At the beginning of the month, from 30th June till 5th July, I attended the 9th Molecular Quantum Mechanics Conference in my old home Heidelberg. This occasion was a great opportunity to catch up with friends and colleges both in science and from my old circle in Heidelberg as well.
At the conference I presented a poster entitled Modern interdisciplinary software development in electronic-structure theory. which was highly related to my former talk in Lille a couple of weeks ago. In the poster I wanted to to motivate the use of modern languages and software development techniques and demonstrate its opportunities for enabling different communities (like mathematicians and chemists) to work jointly on the same codes. As examples I discuss three projects of my own.
Out of these, the molsturm code for basis-function-independent method development I have described in detail in our paper last year. Some words about our mathematically-driven approach in the development of the density-functional toolkit (DFTK) I already gave in my previous article.
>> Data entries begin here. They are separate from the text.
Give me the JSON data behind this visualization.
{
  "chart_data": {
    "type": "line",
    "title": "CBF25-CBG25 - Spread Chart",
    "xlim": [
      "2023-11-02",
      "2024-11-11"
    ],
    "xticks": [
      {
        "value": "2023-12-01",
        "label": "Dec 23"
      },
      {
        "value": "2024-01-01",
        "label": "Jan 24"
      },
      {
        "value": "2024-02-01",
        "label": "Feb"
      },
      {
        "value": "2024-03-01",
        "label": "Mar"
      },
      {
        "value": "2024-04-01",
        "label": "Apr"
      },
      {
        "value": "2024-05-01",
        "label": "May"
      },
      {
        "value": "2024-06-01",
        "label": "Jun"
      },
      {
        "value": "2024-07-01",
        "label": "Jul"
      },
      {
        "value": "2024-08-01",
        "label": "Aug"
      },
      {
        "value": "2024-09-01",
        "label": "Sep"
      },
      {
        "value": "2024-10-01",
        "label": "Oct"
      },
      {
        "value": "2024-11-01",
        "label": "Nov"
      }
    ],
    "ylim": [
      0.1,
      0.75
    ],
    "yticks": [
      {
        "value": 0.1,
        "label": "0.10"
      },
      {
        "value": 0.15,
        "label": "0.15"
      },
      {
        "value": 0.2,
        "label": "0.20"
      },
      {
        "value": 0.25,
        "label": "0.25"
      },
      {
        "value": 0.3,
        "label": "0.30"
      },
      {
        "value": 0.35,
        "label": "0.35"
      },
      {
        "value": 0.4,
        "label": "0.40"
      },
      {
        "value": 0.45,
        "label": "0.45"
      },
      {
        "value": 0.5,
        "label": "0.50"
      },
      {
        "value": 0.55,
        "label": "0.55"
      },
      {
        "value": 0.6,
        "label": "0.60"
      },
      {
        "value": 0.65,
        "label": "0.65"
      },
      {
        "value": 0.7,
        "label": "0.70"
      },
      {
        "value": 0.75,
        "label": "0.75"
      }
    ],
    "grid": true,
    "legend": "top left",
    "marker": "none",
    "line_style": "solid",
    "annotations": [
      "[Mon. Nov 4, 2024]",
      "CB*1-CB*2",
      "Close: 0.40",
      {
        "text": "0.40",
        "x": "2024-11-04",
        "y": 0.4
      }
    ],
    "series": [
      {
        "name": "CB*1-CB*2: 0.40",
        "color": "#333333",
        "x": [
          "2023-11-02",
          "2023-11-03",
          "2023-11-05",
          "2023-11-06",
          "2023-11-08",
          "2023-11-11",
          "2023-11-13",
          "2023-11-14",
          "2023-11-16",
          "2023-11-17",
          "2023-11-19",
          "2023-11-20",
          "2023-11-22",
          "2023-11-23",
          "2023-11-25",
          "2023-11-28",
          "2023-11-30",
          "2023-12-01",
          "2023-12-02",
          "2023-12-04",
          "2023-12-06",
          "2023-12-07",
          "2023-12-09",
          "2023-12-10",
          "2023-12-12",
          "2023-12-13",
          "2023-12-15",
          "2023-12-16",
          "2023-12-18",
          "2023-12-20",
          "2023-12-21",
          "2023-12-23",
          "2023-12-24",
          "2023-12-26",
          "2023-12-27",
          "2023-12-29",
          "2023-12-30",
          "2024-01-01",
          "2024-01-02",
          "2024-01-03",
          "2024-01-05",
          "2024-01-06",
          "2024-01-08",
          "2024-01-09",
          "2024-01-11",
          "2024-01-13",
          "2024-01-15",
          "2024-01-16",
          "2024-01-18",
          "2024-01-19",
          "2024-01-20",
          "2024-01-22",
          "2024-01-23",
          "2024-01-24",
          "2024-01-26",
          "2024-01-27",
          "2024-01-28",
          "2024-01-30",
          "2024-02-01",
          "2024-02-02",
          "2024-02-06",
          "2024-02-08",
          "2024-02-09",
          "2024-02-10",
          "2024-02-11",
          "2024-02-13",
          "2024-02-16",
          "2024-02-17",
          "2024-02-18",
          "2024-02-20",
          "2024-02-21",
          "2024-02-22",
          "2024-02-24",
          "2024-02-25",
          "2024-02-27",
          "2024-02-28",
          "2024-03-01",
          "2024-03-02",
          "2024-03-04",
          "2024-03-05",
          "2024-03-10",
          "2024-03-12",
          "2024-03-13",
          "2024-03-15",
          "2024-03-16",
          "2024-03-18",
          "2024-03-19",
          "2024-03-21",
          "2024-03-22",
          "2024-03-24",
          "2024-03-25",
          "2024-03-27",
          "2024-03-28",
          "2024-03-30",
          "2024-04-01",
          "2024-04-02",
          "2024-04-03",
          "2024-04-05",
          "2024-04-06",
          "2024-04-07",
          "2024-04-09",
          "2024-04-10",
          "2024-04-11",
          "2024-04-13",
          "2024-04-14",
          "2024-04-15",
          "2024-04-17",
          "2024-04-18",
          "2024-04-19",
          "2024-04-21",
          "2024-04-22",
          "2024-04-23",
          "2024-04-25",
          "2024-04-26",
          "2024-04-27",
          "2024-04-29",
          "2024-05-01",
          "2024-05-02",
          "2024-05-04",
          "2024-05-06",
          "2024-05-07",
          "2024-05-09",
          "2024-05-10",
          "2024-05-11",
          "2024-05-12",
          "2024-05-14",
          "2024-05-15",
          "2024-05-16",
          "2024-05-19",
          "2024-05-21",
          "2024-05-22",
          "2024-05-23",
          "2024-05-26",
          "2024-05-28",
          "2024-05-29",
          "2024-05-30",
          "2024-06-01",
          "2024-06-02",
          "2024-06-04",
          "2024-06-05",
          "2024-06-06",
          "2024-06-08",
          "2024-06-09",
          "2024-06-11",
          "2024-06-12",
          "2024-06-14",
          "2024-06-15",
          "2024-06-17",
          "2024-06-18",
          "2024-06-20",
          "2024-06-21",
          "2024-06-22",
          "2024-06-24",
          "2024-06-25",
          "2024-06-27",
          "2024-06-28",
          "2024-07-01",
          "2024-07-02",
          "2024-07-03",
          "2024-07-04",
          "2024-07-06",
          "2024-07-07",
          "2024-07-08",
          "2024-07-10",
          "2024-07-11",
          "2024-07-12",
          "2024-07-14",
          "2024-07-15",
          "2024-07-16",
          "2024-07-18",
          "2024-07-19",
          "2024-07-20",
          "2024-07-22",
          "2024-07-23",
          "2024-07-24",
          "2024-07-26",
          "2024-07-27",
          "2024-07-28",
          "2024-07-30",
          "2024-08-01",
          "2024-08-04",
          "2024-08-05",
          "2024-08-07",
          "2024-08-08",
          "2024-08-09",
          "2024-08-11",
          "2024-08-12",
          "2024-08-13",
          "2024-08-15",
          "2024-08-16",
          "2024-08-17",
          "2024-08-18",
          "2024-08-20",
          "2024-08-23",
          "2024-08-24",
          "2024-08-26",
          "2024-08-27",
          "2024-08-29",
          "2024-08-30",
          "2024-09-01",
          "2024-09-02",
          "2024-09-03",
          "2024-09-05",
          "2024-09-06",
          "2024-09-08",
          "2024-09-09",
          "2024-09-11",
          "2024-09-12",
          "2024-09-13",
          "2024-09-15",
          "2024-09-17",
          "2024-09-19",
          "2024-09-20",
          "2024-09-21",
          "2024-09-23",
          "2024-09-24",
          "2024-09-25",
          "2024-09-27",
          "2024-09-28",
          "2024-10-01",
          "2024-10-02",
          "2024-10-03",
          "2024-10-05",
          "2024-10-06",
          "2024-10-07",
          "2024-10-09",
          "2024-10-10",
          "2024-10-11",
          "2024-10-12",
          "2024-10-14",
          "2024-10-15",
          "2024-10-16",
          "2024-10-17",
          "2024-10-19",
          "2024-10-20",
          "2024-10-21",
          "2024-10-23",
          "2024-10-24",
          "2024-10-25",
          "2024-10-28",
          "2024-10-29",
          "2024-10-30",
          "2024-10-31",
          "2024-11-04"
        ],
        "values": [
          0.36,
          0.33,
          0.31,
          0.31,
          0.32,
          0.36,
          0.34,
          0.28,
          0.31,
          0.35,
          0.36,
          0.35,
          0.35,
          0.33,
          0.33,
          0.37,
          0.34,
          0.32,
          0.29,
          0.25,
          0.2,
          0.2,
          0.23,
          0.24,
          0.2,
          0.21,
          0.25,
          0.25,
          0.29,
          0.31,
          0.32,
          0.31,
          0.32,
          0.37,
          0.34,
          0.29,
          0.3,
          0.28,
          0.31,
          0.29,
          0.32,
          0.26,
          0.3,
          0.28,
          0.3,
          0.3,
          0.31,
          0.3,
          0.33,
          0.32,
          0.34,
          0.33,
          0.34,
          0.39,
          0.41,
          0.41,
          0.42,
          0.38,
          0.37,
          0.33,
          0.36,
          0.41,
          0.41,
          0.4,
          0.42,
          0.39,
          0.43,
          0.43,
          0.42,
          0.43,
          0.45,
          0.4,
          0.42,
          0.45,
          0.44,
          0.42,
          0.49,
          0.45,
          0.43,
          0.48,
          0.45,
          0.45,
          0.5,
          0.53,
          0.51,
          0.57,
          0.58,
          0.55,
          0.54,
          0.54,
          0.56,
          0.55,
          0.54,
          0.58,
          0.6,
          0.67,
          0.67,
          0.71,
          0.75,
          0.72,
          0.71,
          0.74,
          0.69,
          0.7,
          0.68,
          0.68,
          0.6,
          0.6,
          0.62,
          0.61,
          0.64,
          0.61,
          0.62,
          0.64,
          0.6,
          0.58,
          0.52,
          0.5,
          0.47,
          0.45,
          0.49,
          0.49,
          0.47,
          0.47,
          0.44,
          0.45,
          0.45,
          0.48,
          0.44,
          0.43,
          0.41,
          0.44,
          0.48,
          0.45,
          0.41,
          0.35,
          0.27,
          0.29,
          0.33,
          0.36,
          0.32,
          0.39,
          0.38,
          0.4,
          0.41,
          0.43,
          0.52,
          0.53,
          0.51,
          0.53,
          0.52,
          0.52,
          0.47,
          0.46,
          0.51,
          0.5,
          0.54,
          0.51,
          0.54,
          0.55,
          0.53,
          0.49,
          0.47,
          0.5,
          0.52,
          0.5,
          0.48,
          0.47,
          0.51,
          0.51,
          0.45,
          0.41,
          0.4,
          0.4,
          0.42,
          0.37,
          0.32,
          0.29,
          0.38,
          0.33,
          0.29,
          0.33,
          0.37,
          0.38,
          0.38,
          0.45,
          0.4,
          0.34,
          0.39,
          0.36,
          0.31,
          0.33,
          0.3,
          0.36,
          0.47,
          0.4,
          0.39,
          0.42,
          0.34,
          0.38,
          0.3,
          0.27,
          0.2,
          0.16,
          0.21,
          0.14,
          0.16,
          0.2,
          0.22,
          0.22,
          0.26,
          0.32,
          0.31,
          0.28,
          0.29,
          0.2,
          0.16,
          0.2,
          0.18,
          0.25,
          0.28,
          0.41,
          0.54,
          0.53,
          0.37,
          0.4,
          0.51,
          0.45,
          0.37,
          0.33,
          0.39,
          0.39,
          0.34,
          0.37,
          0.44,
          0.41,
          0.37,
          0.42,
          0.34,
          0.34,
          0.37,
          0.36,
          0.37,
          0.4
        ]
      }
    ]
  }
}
In this article I will thus focus on the third code presented on the poster, namely adcc, short for ADC connect.
The adcc project is a project I started a few years ago during my time at the Dreuw group in Heidelberg. I continue to work on it as a side project during my time at the CERMICS, jointly with some of my old group members. Our main aim is to provide one independent building block for excited states computations using the algebraic-diagrammatic construction (ADC). This means that adcc does not implement any self-consistent field algorithm itself, much rather it runs on top of any Hartree-Fock code. In practice as of now four SCF codes have been connected to adcc via our Python interface, including pyscf, Psi4 and molsturm. But Python is not only used as a glue language between SCF and ADC, much rather it allows to orchestrate the full computational procedure. See the attached poster or the introductory chapter of the adcc documentation for some examples.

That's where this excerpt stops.